This season the FA have abolished replays in FA Cup Quarter Finals in a move stated by the FA as one designed to re-invigorate the competition, but in truth more likely to be a decision taken to appease the Premier League and UEFA Champions League.
Whatever the reasons for the decision, this removal of replays opens up the possibility of Quarter Final ties requiring extra time (and maybe even penalties) to settle them in what is the first meeting between the clubs in the round, becoming the only round (outside of those taking place on neutral territory) that will be concluded at first time of asking.
However, if any of this year’s four Quarter Finals do require extra time, it won’t be the first time an extra 30 minutes has been used to try to determine who goes on to the Semi-Finals. Far from it … although it will be the first time a Quarter Final tie required extra time and didn’t have the option of a replay should the scores still remain level.
The first FA Cup Quarter Final tie to utilise extra time to try to settle it on the day occurred way back in 1875, in what was just the fourth season the FA Cup had been running, between Shropshire Wanderers and Woodford Wells. Perhaps the experience of being the only club ever to be knocked out of the FA Cup on the toss of a coin the previous season, and wishing to avoid repeating that fate, caused Shropshire Wanderers to agree with Woodford Wells that their Quarter Final tie should have an extra 30 minutes should the scores be level at full time.

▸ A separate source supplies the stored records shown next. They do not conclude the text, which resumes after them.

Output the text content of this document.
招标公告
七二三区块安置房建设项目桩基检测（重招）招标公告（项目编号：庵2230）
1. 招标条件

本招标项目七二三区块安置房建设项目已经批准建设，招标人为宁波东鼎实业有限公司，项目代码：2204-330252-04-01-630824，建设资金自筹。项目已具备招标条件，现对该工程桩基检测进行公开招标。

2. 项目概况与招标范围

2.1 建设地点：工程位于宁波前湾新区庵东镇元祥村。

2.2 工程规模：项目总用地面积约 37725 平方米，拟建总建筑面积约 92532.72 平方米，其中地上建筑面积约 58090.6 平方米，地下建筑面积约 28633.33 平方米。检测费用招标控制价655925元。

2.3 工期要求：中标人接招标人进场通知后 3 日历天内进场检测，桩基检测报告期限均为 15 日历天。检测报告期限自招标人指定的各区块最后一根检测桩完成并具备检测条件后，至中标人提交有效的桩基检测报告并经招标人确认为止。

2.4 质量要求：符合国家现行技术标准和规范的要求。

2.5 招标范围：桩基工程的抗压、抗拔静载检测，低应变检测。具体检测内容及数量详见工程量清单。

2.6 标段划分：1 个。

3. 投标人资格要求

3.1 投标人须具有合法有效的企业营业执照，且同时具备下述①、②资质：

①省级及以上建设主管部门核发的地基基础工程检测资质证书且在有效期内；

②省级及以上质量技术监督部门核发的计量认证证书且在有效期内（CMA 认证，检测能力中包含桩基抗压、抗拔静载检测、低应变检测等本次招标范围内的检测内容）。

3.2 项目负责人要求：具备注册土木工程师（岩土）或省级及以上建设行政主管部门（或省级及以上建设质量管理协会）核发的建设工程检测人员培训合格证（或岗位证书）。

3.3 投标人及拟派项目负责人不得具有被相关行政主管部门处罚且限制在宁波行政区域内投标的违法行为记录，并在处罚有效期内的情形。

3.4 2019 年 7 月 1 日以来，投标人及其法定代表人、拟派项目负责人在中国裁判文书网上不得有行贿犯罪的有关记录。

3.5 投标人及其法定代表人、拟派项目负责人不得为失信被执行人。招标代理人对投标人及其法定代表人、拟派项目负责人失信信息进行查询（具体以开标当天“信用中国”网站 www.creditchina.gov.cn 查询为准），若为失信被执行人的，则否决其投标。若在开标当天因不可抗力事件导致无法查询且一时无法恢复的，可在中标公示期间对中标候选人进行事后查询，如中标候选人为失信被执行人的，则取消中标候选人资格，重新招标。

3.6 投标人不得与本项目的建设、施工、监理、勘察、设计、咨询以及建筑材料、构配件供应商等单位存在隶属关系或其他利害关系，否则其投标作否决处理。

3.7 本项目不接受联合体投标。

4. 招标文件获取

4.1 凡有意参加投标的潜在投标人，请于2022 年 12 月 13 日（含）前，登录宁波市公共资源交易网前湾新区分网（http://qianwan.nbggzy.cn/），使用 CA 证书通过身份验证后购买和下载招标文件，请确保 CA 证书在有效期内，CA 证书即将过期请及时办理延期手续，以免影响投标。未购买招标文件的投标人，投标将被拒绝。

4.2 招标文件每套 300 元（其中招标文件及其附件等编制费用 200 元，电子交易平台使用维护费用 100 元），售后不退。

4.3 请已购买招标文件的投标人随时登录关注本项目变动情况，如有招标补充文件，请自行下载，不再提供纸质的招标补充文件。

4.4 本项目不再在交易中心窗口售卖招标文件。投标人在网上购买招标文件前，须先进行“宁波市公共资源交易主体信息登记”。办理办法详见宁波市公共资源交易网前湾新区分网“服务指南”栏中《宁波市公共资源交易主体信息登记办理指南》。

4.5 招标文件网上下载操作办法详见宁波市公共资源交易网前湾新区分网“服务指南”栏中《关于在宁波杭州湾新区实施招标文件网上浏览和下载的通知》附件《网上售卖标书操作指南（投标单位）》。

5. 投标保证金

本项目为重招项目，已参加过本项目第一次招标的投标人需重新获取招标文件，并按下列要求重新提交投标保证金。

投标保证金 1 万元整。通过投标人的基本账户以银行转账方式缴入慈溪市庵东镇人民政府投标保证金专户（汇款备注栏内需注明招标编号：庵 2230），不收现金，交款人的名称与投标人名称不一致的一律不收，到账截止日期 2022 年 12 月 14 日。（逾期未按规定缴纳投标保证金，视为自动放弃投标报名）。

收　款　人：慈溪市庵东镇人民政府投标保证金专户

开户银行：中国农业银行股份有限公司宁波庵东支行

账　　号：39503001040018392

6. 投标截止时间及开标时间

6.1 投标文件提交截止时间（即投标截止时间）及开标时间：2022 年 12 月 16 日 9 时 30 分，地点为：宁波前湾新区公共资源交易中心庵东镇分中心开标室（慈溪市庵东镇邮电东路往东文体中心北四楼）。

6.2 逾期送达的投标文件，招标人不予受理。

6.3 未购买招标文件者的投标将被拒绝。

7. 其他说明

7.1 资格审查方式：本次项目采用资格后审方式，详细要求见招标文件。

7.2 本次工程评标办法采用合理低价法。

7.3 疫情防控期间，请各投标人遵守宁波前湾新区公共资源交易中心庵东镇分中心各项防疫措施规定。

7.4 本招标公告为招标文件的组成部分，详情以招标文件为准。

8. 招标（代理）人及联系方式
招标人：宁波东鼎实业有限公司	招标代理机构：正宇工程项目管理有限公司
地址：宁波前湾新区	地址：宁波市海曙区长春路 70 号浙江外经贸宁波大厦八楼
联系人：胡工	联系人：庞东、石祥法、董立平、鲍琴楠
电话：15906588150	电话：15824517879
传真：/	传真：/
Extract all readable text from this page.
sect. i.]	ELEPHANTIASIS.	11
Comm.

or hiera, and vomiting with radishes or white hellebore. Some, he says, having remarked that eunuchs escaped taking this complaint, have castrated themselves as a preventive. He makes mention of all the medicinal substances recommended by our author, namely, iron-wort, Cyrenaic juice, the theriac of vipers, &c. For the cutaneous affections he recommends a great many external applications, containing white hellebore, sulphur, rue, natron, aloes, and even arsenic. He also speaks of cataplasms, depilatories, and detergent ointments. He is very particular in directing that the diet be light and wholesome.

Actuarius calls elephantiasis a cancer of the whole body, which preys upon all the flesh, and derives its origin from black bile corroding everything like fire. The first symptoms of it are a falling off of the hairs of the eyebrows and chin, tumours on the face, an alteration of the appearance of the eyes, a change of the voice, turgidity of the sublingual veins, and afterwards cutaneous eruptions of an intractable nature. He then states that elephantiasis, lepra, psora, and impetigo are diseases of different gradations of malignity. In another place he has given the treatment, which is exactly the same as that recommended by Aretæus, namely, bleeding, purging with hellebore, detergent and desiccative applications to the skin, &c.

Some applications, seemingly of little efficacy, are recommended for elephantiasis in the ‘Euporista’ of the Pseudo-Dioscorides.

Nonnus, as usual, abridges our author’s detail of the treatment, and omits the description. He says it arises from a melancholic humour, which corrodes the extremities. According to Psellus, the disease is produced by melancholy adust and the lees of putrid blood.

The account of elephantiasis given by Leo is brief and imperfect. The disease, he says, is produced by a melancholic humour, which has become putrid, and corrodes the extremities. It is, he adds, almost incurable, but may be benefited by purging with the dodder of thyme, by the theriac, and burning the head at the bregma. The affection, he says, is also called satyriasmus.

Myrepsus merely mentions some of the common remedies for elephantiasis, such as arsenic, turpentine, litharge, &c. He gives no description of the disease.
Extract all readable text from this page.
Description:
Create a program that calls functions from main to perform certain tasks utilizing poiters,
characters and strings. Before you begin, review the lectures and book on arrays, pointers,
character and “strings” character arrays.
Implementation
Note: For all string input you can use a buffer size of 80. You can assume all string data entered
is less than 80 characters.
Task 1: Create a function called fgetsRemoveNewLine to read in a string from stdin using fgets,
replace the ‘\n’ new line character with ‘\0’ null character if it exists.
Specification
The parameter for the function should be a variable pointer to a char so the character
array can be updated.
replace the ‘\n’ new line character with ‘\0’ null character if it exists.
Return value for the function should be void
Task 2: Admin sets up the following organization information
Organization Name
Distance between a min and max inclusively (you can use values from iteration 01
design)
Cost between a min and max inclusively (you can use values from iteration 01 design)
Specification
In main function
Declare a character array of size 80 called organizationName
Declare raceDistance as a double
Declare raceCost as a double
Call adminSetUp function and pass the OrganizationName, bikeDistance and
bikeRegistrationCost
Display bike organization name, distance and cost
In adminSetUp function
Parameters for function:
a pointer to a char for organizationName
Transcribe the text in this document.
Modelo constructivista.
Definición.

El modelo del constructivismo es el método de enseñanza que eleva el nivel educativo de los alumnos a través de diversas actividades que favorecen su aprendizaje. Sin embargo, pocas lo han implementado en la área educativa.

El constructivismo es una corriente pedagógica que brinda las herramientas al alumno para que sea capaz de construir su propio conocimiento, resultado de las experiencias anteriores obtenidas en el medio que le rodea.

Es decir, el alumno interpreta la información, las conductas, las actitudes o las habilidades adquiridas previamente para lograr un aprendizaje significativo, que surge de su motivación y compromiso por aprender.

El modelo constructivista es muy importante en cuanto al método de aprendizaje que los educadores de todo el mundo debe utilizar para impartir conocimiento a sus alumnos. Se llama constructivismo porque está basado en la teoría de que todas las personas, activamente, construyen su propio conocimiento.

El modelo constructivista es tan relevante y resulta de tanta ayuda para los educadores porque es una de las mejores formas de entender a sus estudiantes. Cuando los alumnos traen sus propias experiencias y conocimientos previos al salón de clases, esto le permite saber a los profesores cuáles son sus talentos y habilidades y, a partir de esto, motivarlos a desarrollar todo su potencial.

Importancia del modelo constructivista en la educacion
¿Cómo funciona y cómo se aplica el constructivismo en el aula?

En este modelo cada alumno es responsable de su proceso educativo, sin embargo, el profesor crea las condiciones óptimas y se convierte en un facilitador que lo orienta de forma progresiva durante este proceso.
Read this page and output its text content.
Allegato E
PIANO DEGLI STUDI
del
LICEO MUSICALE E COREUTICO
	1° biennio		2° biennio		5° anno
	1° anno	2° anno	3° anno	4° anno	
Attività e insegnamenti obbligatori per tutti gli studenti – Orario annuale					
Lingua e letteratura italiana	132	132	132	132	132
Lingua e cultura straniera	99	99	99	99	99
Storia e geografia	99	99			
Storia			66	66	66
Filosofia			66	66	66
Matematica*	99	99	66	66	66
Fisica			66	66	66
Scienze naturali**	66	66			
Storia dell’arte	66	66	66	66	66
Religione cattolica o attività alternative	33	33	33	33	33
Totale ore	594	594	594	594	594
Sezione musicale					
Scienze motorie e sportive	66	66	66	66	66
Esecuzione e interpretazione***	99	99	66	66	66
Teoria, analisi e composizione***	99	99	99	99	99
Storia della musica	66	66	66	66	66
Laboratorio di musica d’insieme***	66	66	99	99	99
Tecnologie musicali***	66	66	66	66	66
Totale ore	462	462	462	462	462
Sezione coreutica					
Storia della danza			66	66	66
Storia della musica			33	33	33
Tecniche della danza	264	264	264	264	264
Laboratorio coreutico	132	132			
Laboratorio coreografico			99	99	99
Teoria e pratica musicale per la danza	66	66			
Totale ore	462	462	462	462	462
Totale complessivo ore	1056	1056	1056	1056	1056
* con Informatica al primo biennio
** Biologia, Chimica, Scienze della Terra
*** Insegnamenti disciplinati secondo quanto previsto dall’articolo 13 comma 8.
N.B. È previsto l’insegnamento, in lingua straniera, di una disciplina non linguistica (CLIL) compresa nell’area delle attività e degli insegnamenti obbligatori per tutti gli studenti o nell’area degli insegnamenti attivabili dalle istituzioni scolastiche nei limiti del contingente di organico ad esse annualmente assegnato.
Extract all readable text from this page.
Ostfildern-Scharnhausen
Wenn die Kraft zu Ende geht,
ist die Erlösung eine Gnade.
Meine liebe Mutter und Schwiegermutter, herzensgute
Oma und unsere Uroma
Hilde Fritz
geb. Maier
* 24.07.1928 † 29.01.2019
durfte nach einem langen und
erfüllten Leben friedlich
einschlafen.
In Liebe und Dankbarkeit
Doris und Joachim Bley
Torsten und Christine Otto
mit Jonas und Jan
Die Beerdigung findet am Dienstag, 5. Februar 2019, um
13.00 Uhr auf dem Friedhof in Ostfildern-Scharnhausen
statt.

It was all to no avail, though, as the scores were level at one apiece at full time and neither side were able to add to their tally in the ensuing extra half hour. The replay occurred two weeks later, which Shropshire Wanderers won 2-0 to become the only club from that county to appear in an FA Cup Semi Final.
It was commonplace in the early days of the FA Cup that clubs had the option to decide whether or not to have extra time in the first match, and many matches were settled that way, but it was still quite rare in Quarter Final ties for it to be required. In all the next three occasions it happened, in 1878, 1879 and 1880, extra time failed to separate the clubs involved and replays were necessary to determine the Semi-Finalists. However, the following year did see the first FA Cup Quarter Final ever to be settled in extra time in the first meeting between the two clubs.
Old Carthusians were drawn at home to Cup holders Clapham Rovers and the clubs agreed on the provision of extra time should it be needed. The scores were level at one apiece after 90 minutes but Old Carthusians scored twice in the extra half hour to progress to the Semi Final on their own way to lifting the trophy.
Having been the first club to benefit from winning a Quarter Final in extra time in the first game, Old Carthusians became the second team to lose in such a way six years later, losing 2-1 at home to Preston North End after the sides were level at one-all after 90 minutes. Preston North End were involved in another Quarter Final tie utilising extra time in the first game a further six years later when drawing 2-2 at Middlesbrough Ironopolis. This time a replay was required which Preston won 7-0, the biggest FA Cup Quarter Final victory in a replay following a first game utilising extra time.
Extra time has actually been used just 14 times to try to settle an FA Cup Quarter Final tie, and has only been successful in doing so on three of those occasions, just 21% of the time, so it might be expected that many of the future Quarter Finals to require it will need penalties to determine the winner. The third and final occasion extra time resulted in a winner was in 1894 when Sheffield Wednesday and Aston Villa were locked at two goals each after 90 minutes. Wednesday scored in extra time to settle the tie.
1894 was also the first occasion two of the four Quarter Finals used extra time to try to settle the tie at the first time of asking. The other tie saw local rivals Nottingham Forest and Notts County finish one apiece after extra time, with County winning the replay 4-1. The only other time 50% of the Quarter Final ties used extra time was also the next occasion extra time was used, 21 years later in 1915, a decision to do so probably borne out of trying to minimise resources and people’s time during the early days of the First World War. Ironically both ties required replays before being settled.
Those two ties in 1915 were the 12th and 13th occasion extra time was used to try to settle the tie at the first attempt, and it has only occurred on just one more occasion, but not for another 33 years. The provision of extra time to settle ties at the first attempt by now were only allowable on the discretion of the FA, but in the first few years after the Second World War it was recognised that, particularly for ties involving long journeys, it was prudent to agree to the provision of extra time should it be needed in the first game to try to minimise the use of what were rationed materials, such as fuel.
The most famous instance of this provision being put in place occurred in 1949 when First Division Sunderland travelled to Non-League side Yeovil Town and were defeated 2-1 by a goal that happened in that agreed extra 30 minutes. However, that was a Fourth Round tie, and it was actually a season earlier when the last instance of extra time in the first meeting in a Quarter Final tie was used.
That Quarter Final tie, 69 years ago, saw Division Three South high-flyers Queens Park Rangers host Derby County from Division One. QPR took the lead only for Derby to equalise, and the score remained 1-1 after 90 minutes, with extra time then played. However, the extra 30 minutes failed to generate further goals and the tie had to go to a replay anyway, a replay won 5-0 by Derby.